TPUs are a different story.
Posted by Veritas
Member since Feb 2005
11001 posts
Posted on 6/26/26 at 8:14 pm to
The idea was always to create limited access to AI. Eventually, you will have to pay for internet in the form of AI.

There will be tiers for how much access you can receive.
Posted by Narax
Member since Jan 2023
8328 posts
Posted on 6/27/26 at 12:35 am to
quote:

That paper is more of an example of how recent literature is showing how to deterministically control heteroscedasticity of an LLM. Essentially drawing determinism out of what’s fundamentally a stochastic model.
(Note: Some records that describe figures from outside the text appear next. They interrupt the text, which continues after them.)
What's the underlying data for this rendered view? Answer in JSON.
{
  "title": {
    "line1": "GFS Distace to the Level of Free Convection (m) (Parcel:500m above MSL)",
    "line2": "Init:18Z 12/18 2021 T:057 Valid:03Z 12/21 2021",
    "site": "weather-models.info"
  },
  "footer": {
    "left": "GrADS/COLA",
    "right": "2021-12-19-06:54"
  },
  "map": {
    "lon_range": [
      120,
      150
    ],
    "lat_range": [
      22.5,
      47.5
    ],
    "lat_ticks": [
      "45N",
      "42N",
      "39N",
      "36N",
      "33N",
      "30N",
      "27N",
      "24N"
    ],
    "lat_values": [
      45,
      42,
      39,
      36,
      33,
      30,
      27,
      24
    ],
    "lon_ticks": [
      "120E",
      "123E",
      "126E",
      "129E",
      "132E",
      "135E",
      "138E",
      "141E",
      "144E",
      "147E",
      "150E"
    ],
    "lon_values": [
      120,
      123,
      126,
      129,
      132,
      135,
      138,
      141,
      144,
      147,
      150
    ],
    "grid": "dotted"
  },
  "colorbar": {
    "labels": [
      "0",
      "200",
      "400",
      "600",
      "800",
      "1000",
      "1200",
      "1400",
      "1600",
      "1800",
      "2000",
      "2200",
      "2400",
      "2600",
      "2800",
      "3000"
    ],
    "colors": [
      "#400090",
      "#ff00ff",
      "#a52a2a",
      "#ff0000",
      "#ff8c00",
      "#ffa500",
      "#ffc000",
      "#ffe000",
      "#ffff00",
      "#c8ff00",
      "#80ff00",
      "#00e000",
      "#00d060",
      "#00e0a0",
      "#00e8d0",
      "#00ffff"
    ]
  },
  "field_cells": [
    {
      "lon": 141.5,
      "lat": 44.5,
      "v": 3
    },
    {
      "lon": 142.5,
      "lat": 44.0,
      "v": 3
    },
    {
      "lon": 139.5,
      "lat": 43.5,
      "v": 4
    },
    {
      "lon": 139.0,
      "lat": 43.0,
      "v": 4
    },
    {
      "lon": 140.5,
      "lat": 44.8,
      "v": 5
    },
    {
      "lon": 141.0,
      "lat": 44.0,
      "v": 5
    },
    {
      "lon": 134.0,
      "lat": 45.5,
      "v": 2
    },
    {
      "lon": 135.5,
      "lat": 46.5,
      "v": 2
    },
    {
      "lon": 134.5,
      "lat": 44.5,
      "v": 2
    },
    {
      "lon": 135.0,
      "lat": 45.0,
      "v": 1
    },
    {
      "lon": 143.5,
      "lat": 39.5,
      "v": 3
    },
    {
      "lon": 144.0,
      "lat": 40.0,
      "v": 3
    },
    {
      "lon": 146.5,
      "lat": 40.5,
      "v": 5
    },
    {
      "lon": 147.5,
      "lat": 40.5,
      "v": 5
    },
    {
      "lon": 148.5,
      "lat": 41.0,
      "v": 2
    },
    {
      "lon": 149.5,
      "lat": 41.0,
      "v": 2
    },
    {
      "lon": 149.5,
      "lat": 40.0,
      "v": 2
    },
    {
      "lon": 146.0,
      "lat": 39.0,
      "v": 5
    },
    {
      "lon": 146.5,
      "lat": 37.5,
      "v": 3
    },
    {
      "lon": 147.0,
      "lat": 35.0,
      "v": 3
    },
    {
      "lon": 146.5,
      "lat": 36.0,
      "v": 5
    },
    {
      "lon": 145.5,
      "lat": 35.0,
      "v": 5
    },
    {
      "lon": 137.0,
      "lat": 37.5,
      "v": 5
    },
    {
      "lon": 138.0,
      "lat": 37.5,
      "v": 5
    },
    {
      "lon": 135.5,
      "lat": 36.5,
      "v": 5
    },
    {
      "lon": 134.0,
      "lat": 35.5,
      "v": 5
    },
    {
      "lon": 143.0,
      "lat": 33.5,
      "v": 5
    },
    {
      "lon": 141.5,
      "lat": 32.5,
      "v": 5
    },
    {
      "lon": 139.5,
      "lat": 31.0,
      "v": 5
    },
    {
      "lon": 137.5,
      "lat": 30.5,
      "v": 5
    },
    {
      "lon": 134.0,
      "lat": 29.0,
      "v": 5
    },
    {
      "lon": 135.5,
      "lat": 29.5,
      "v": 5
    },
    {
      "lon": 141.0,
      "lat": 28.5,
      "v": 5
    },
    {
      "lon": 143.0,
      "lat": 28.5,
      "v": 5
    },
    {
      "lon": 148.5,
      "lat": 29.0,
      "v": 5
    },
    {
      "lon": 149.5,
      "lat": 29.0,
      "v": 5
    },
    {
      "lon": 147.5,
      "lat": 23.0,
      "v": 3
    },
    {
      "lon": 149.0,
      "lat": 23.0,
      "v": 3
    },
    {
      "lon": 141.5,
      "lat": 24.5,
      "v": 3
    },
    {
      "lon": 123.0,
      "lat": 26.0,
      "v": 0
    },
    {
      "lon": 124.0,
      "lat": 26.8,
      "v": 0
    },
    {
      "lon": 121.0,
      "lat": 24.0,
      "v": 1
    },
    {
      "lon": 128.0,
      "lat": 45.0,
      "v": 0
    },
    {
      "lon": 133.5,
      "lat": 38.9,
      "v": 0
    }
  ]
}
Thats been a long standing problem, but its always been seen as a data specific problem, (the generation of LLMs that always RNGed to 27 etc... which was consistent across a number of hardware architectures)

I'd like to see data on where people see RISC or the ALUs forcing determism more than the data. FP precision has drastically changed across NVidia chipsets, what chipsets do people think this hardware determism is actually predictable.

It would be very interesting, and I think it is way early to make a claim about Vera/Rubin as they are targeted at world models.

quote:

it makes all GPUs much more reverse engineer-able.

I would need to see data, thats a really bold claim.